Struggling with the bigger mystery of death

News 10 Jul 14 By

Struggling with the bigger mystery of death

News 10 Jul 14 By

I had it all planned out.

I sat down to write this month’s column — it was going to coincide with my Those Who Fear interview and record review. It was going to be about the problem of Spirit-filled hardcore bands turned fundamentalist propaganda machines.

Then my phone rang.

My grandfather died this morning.

And now nothing makes sense.


We were prepared. We knew the cancer had spread badly to the point where chemotherapy wouldn’t be effective anymore. We knew that his organs were shutting down one by one. We knew the doctor sent him home and said he had five days left.
But nothing prepares you for that call.


It’s easy to have a theology about things until they happen. I know what I believe about death and salvation and the afterlife. But when one of the best people I have ever met — who treated me like blood even if I technically wasn’t — gets the worst disease you can get and passes away less than year later, theology tends to mean nothing. Who is this God and where is he in all of this? And why would he allow this?

“He’s at peace now.”
Yeah, I know. But none of the rest of us are because of it.
“It was just his time.”
But what about all of the people who have truly done horrible things with their lives who are still alive?
“This is just one of the consequences of a broken and sinful world.”

So I’m supposed to believe that because two people screwed up in a garden some 6,000 years ago — the historicity of this is a different argument for a different day — my loving, amazing grandpa deserved to get cancer* and leave us early?


Sometimes theologizing is a curse. Where a normal person would just be sad in this situation, I find myself having a much harder time getting in touch with any real emotion. I can’t help but pain over these big questions that so many other Christians can just respond with easy, comforting phrases.

In the end I find myself more at home with the long line of agnostics and atheists who have evaluated death, evil and suffering and found it to be the last straw of their abandoned faith. The difference here is that I’m not ready to give up on the idea of God because of it. I’m just not satisfied.

I’m not satisfied with those old answers. They may be true to an extent, but — at best — they are just part of a much bigger answer that’s still mysterious to us mere humans. Maybe that’s why God answered Job (in chapter 38) in such a frustrating, unsatisfying, almost arrogant way.

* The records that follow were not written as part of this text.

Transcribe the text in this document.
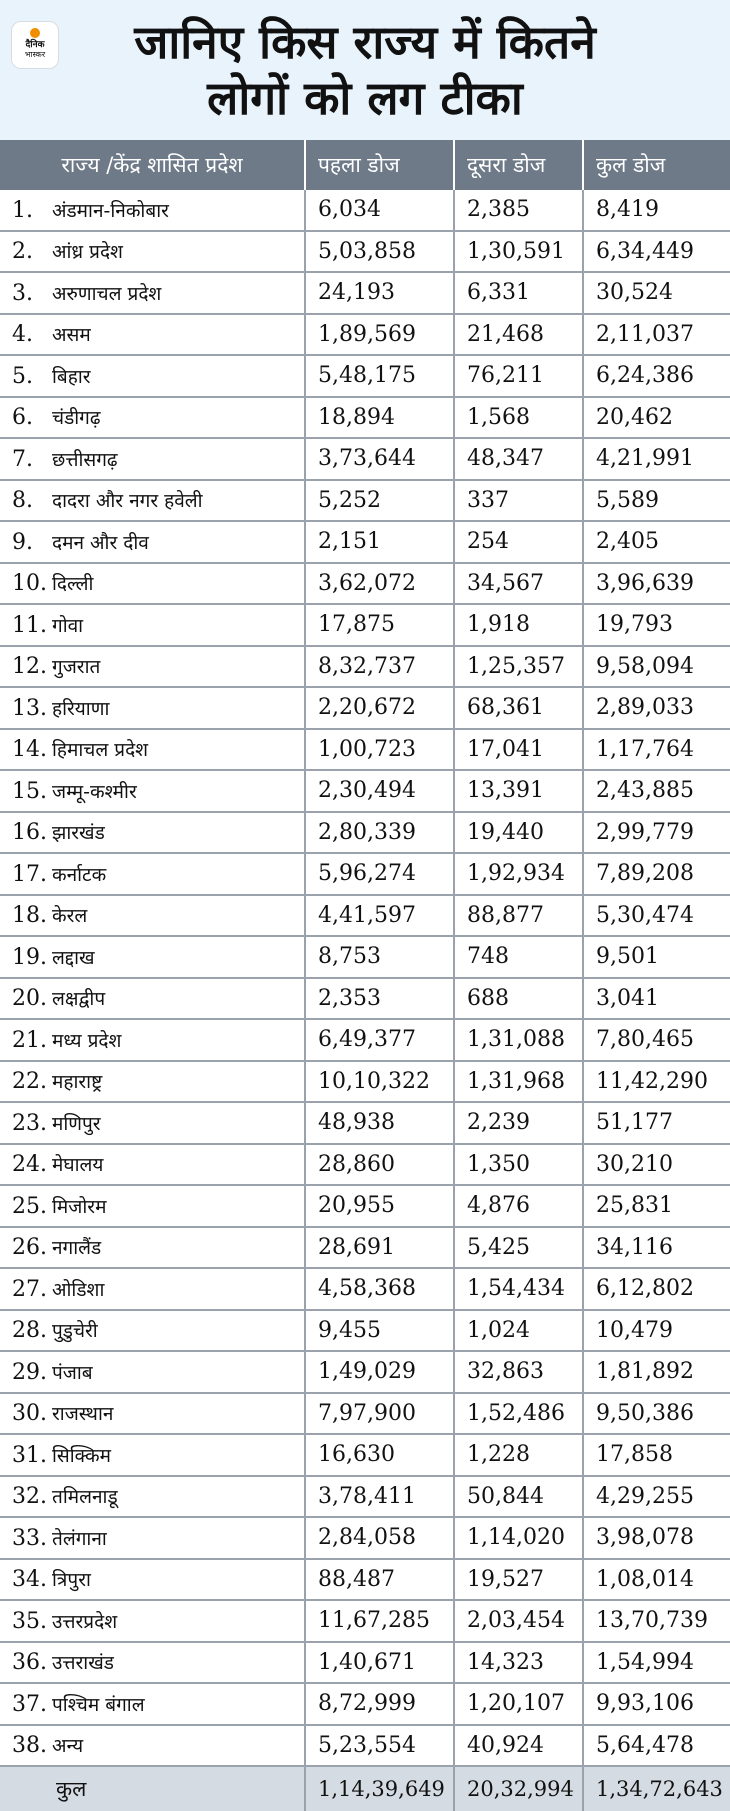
दैनिक
भास्कर	जानिए किस राज्य में कितने
लोगों को लग टीका
राज्य /केंद्र शासित प्रदेश	पहला डोज	दूसरा डोज	कुल डोज
1. अंडमान-निकोबार	6,034	2,385	8,419
2. आंध्र प्रदेश	5,03,858	1,30,591	6,34,449
3. अरुणाचल प्रदेश	24,193	6,331	30,524
4. असम	1,89,569	21,468	2,11,037
5. बिहार	5,48,175	76,211	6,24,386
6. चंडीगढ़	18,894	1,568	20,462
7. छत्तीसगढ़	3,73,644	48,347	4,21,991
8. दादरा और नगर हवेली	5,252	337	5,589
9. दमन और दीव	2,151	254	2,405
10. दिल्ली	3,62,072	34,567	3,96,639
11. गोवा	17,875	1,918	19,793
12. गुजरात	8,32,737	1,25,357	9,58,094
13. हरियाणा	2,20,672	68,361	2,89,033
14. हिमाचल प्रदेश	1,00,723	17,041	1,17,764
15. जम्मू-कश्मीर	2,30,494	13,391	2,43,885
16. झारखंड	2,80,339	19,440	2,99,779
17. कर्नाटक	5,96,274	1,92,934	7,89,208
18. केरल	4,41,597	88,877	5,30,474
19. लद्दाख	8,753	748	9,501
20. लक्षद्वीप	2,353	688	3,041
21. मध्य प्रदेश	6,49,377	1,31,088	7,80,465
22. महाराष्ट्र	10,10,322	1,31,968	11,42,290
23. मणिपुर	48,938	2,239	51,177
24. मेघालय	28,860	1,350	30,210
25. मिजोरम	20,955	4,876	25,831
26. नगालैंड	28,691	5,425	34,116
27. ओडिशा	4,58,368	1,54,434	6,12,802
28. पुडुचेरी	9,455	1,024	10,479
29. पंजाब	1,49,029	32,863	1,81,892
30. राजस्थान	7,97,900	1,52,486	9,50,386
31. सिक्किम	16,630	1,228	17,858
32. तमिलनाडू	3,78,411	50,844	4,29,255
33. तेलंगाना	2,84,058	1,14,020	3,98,078
34. त्रिपुरा	88,487	19,527	1,08,014
35. उत्तरप्रदेश	11,67,285	2,03,454	13,70,739
36. उत्तराखंड	1,40,671	14,323	1,54,994
37. पश्चिम बंगाल	8,72,999	1,20,107	9,93,106
38. अन्य	5,23,554	40,924	5,64,478
कुल	1,14,39,649	20,32,994	1,34,72,643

So here’s where I just press on. Here’s where I try and quiet my theological questions and really try and process my actual emotions — for a few days, at least. I don’t know why disease and death and suffering and evil and pain exist. None of us do. We can come to our personal conclusions and arrive at answers to tide us over until all is made right and we know the real truth. Until then, we are going to be chasing after a God that’s just ahead of us.

A God that’s always just out of reach.

* For a more eloquent version of this response, listen to “Hard to Be” by David Bazan.
** Ironically enough, David Bazan addresses this one too on “In Stitches.”